Result: all rows preserved, but only matching values contributed to the sum.

Inline masking + row elimination

Use the mask engine for conditional logic and return final_filters() = True so the framework also eliminates non-matching rows afterward. You must preserve the filter column in your output (see the overlap contract in the filter docs).

class MaskedRegionSumActiveOnly(FeatureGroup):
    @classmethod
    def final_filters(cls) -> bool:
        return True  # also eliminate non-matching rows

    @classmethod
    def calculate_feature(cls, data, features: FeatureSet):
        engine = features.mask_engine
        mask = engine.equal(data, "status", "active")
        masked = pc.if_else(mask, data["sales"], None)
        sums = broadcast_sum(masked, data["region"])
        # Return all rows; the framework will remove non-matching ones
        return pa.table({
            cls.get_class_name(): sums,
            "status": data["status"],  # preserve the filter column
        })

Result: only matching rows remain, with aggregated values computed from masked data.

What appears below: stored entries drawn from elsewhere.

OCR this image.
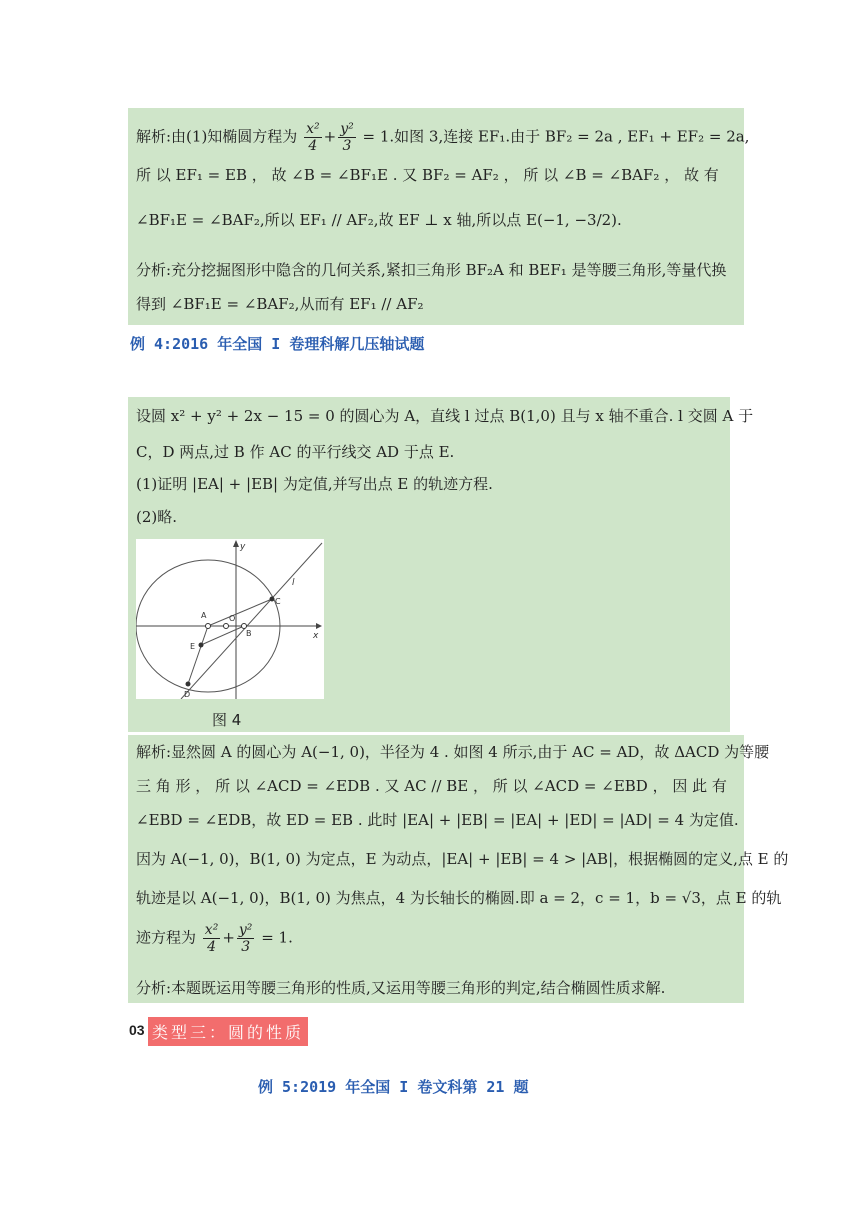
解析:由(1)知椭圆方程为 $\frac{\text{x²}}{4} + \frac{\text{y²}}{3} = 1$.如图 3,连接 EF₁.由于 BF₂ = 2a , EF₁ + EF₂ = 2a,
所 以 EF₁ = EB ， 故 ∠B = ∠BF₁E . 又 BF₂ = AF₂ ， 所 以 ∠B = ∠BAF₂ ， 故 有
∠BF₁E = ∠BAF₂,所以 EF₁ // AF₂,故 EF ⊥ x 轴,所以点 E(−1, −3/2).
分析:充分挖掘图形中隐含的几何关系,紧扣三角形 BF₂A 和 BEF₁ 是等腰三角形,等量代换
得到 ∠BF₁E = ∠BAF₂,从而有 EF₁ // AF₂
例 4:2016 年全国 I 卷理科解几压轴试题
设圆 x² + y² + 2x − 15 = 0 的圆心为 A，直线 l 过点 B(1,0) 且与 x 轴不重合. l 交圆 A 于
C，D 两点,过 B 作 AC 的平行线交 AD 于点 E.
(1)证明 |EA| + |EB| 为定值,并写出点 E 的轨迹方程.
(2)略.
y
x
l
A	O
B
C
E
D
图 4
解析:显然圆 A 的圆心为 A(−1, 0)，半径为 4 . 如图 4 所示,由于 AC = AD，故 ΔACD 为等腰
三 角 形 ， 所 以 ∠ACD = ∠EDB . 又 AC // BE ， 所 以 ∠ACD = ∠EBD ， 因 此 有
∠EBD = ∠EDB，故 ED = EB . 此时 |EA| + |EB| = |EA| + |ED| = |AD| = 4 为定值.
因为 A(−1, 0)，B(1, 0) 为定点，E 为动点，|EA| + |EB| = 4 > |AB|，根据椭圆的定义,点 E 的
轨迹是以 A(−1, 0)，B(1, 0) 为焦点，4 为长轴长的椭圆.即 a = 2，c = 1，b = √3，点 E 的轨
迹方程为 $\frac{\text{x²}}{4} + \frac{\text{y²}}{3} = 1$.
分析:本题既运用等腰三角形的性质,又运用等腰三角形的判定,结合椭圆性质求解.
03 类型三：圆的性质
例 5:2019 年全国 I 卷文科第 21 题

Pipeline data flow (inline masking)

Input:
    region | status   | value
    A      | active   |  10
    A      | inactive |  20
    B      | active   |  30
    B      | inactive |  40

Mask predicate: status == "active"
Stage Data
Use features.mask_engine engine.equal(data, "status", "active")
Build mask [True, False, True, False]
Apply mask to value column masked_value = [10, NULL, 30, NULL]
Aggregate (sum by region, broadcast) Region A: 10, Region B: 30
Final result [10, 10, 30, 30] (4 rows, all preserved)

The framework skips run_final_filter() because final_filters() = False.